Disabling ipv6

Tim ignored_mailbox at yahoo.com.au
Thu Jul 11 11:56:30 UTC 2013


On Wed, 2013-07-10 at 20:30 +0200, Timothy Murphy wrote:
> It seems IPv6 sites are rather rare.
> I tried about a dozen sites in Ireland,
> including most universities,
> but only two came up positive: my own maths.tcd.ie
> and heanet.ie , which sort of runs the internet in Ireland.

Spare IPv4 addresses ran out a while ago.  Since user ability to simply
use IPv6 without knowing anything special is heavily limited by users
have equipment that doesn't support it, OSs that don't fully implement
it, or don't all implement it in the same way, take up will be slow.
Requiring many users to have to do something, that they don't
understand, to enable IPv6, or buy new equipment.

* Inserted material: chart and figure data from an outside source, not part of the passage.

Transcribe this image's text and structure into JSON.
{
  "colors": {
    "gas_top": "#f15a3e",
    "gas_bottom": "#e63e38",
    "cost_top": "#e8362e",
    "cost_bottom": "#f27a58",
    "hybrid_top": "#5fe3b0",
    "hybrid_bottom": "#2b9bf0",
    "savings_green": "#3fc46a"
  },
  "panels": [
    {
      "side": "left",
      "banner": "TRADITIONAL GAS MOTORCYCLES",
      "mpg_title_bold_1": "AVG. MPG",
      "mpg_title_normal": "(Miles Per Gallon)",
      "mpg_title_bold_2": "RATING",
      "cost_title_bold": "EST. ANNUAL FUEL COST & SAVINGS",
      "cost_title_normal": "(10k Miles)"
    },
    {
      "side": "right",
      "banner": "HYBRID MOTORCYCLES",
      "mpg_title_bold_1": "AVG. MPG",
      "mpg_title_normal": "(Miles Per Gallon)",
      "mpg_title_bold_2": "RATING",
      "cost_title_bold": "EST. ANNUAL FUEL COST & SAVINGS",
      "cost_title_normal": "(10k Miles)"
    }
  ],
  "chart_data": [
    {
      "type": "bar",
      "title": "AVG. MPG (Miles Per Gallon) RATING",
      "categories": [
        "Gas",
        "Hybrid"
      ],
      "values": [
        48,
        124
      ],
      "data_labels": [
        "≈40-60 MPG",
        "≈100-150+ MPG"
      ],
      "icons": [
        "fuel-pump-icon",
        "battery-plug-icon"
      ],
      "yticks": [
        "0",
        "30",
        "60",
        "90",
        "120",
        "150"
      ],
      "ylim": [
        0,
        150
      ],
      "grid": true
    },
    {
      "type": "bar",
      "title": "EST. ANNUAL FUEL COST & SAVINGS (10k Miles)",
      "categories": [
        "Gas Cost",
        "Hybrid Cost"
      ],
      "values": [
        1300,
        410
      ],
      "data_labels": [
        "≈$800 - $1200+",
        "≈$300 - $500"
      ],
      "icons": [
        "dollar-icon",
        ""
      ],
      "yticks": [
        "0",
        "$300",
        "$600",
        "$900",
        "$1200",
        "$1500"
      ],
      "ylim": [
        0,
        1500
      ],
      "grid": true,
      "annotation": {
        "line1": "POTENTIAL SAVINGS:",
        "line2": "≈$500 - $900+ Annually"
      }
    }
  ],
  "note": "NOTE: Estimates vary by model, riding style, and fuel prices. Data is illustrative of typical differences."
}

Many ISPs will, also, have to buy new equipment.  For some of them, at
great expense.  They're not going to do that unless they have to.  Some
have been avoiding it just because the technicalities of it are a new
nightmare that they don't want to have to deal with (new security
issues, new network configuring, new customer support issues).

The interim solution has been to grab back already allocated, but
currently un-used, IPv4 addresses.  This solution will be short-lived,
but I haven't seen an predictions for when it'll run out of available
IPv4 addresses.

If manufacturers and software programmers don't pull their fingers out,
we'll be faced with even more ISPs subjecting their clients to NAT.

> It seems the first test is very simple, 
> seeing if there is an AAAA DNS record.
> Then there is a second test which I did not understand.
> But no site that failed the AAAA test came good in the second.

If there is no IPv6 IP address for something, then there can be no IPv6
type of connection to it.

-- 
[tim at localhost ~]$ uname -r
2.6.27.25-78.2.56.fc9.i686

Don't send private replies to my address, the mailbox is ignored.  I
read messages from the public lists.